Nuclear Hypertrophy Distinguishes Resilient Neurons in Asymptomatic Alzheimer’s Disease

Riudavets MA, Iacono D, Resnick SM, O’Brien R, Zonderman AB, Martin LJ, Rudow G, Pletnikova O, Troncoso JC. Resistance to Alzheimer’s pathology is associated with nuclear hypertrophy in neurons. Neurobiol Aging 2007;28(10):1484-1492. doi: 10.1016/j.neurobiolaging.2007.05.005.

Background: Alzheimer’s disease (AD) pathology is sometimes present in individuals who remain cognitively normal, suggesting that certain neuronal characteristics may confer resilience to the disease. Understanding the structural features of neurons that allow resistance to AD-related lesions could help explain why some brains remain cognitively intact despite heavy amyloid and tau pathology.

Hypothesis: This study hypothesized that neurons in cognitively normal individuals with AD pathology (asymptomatic AD) exhibit specific morphometric changes that may reflect adaptive or protective mechanisms against neurodegeneration.
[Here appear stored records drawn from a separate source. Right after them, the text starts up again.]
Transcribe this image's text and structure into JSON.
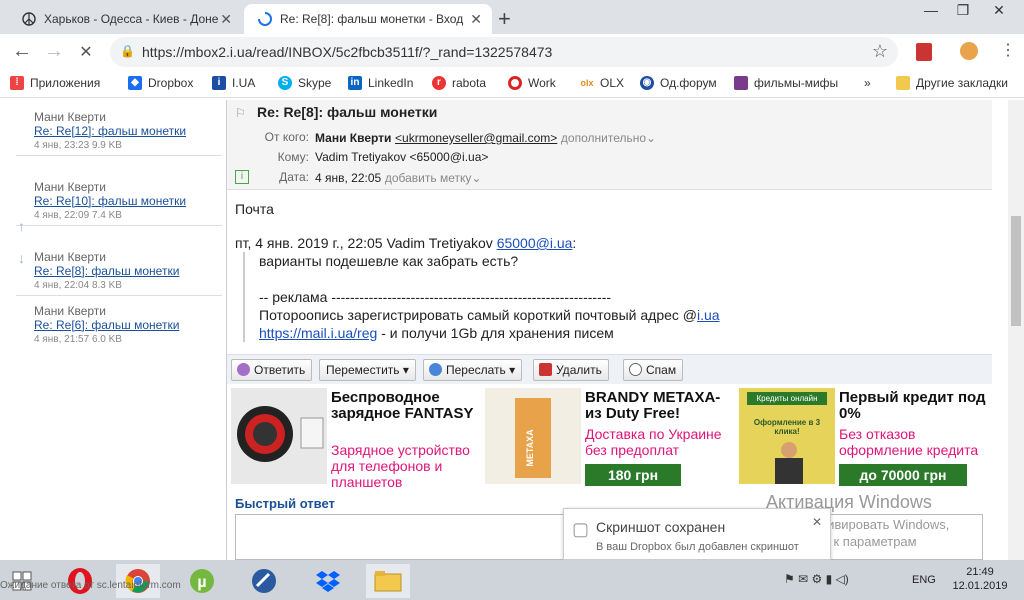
{
  "browser": {
    "tabs": [
      {
        "title": "Харьков - Одесса - Киев - Доне"
      },
      {
        "title": "Re: Re[8]: фальш монетки - Вход"
      }
    ],
    "url": "https://mbox2.i.ua/read/INBOX/5c2fbcb3511f/?_rand=1322578473",
    "bookmarks": [
      "Приложения",
      "Dropbox",
      "I.UA",
      "Skype",
      "LinkedIn",
      "rabota",
      "Work",
      "OLX",
      "Од.форум",
      "фильмы-мифы"
    ],
    "other_bookmarks": "Другие закладки",
    "more": "»"
  },
  "message_list": [
    {
      "from": "Мани Кверти",
      "subject": "Re: Re[12]: фальш монетки",
      "meta": "4 янв, 23:23 9.9 KB"
    },
    {
      "from": "Мани Кверти",
      "subject": "Re: Re[10]: фальш монетки",
      "meta": "4 янв, 22:09 7.4 KB"
    },
    {
      "from": "Мани Кверти",
      "subject": "Re: Re[8]: фальш монетки",
      "meta": "4 янв, 22:04 8.3 KB"
    },
    {
      "from": "Мани Кверти",
      "subject": "Re: Re[6]: фальш монетки",
      "meta": "4 янв, 21:57 6.0 KB"
    }
  ],
  "message": {
    "subject": "Re: Re[8]: фальш монетки",
    "from_label": "От кого:",
    "from_name": "Мани Кверти",
    "from_email": "<ukrmoneyseller@gmail.com>",
    "more_link": "дополнительно",
    "to_label": "Кому:",
    "to_value": "Vadim Tretiyakov <65000@i.ua>",
    "date_label": "Дата:",
    "date_value": "4 янв, 22:05",
    "add_tag": "добавить метку",
    "body_line1": "Почта",
    "quote_header_prefix": "пт, 4 янв. 2019 г., 22:05 Vadim Tretiyakov",
    "quote_header_email": "65000@i.ua",
    "quote_header_suffix": ":",
    "quote_line1": "варианты подешевле как забрать есть?",
    "quote_line2": "-- реклама ------------------------------------------------------------",
    "quote_line3_prefix": "Потороопись зарегистрировать самый короткий почтовый адрес @",
    "quote_line3_link": "i.ua",
    "quote_line4_link": "https://mail.i.ua/reg",
    "quote_line4_suffix": " - и получи 1Gb для хранения писем"
  },
  "actions": {
    "reply": "Ответить",
    "move": "Переместить",
    "forward": "Переслать",
    "delete": "Удалить",
    "spam": "Спам"
  },
  "ads": [
    {
      "title": "Беспроводное зарядное FANTASY",
      "text": "Зарядное устройство для телефонов и планшетов"
    },
    {
      "title": "BRANDY METAXA-из Duty Free!",
      "text": "Доставка по Украине без предоплат",
      "price": "180 грн",
      "img_text": "METAXA"
    },
    {
      "title": "Первый кредит под 0%",
      "text": "Без отказов оформление кредита",
      "price": "до 70000 грн",
      "img_text_1": "Кредиты онлайн",
      "img_text_2": "Оформление в 3 клика!"
    }
  ],
  "quick_reply": {
    "label": "Быстрый ответ"
  },
  "windows_activation": {
    "title": "Активация Windows",
    "text": "Чтобы активировать Windows, перейдите к параметрам"
  },
  "toast": {
    "title": "Скриншот сохранен",
    "text": "В ваш Dropbox был добавлен скриншот"
  },
  "taskbar": {
    "status": "Ожидание ответа от sc.lentainform.com",
    "lang": "ENG",
    "time": "21:49",
    "date": "12.01.2019"
  },
  "colors": {
    "link": "#1a4f99",
    "ad_pink": "#e0147a",
    "price_green": "#2a7a2a"
  }
}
Methods: The authors examined post mortem brains from control, asymptomatic AD, mild cognitive impairment (MCI) and AD-dementia subjects. They analyzed neuronal and nuclear volumes in the anterior cingulate gyrus and hippocampal CA1 using stereological techniques with Stereo Investigator and the Vertical Nucleator and Area-Fraction-Fractionator probes. Measurements were performed on cresyl violet–stained sections, with additional quantification of amyloid-β and phosphorylated tau immunoreactivity.

Results: Compared to controls, asymptomatic AD brains showed no neuronal atrophy in either region. In contrast, neuronal cell body volumes were significantly reduced in MCI and AD. Asymptomatic AD neurons displayed marked nuclear hypertrophy, with significantly larger nuclear volumes than controls, MCI and AD, while cerebellar Purkinje cells showed no group differences. Amyloid and tau burdens were comparable between asymptomatic AD and MCI, but both were higher in AD.

Conclusions: Nuclear hypertrophy in asymptomatic AD neurons may represent an early adaptive response to AD pathology, reflecting enhanced metabolic or compensatory activity that delays neuronal degeneration and preserves cognitive function.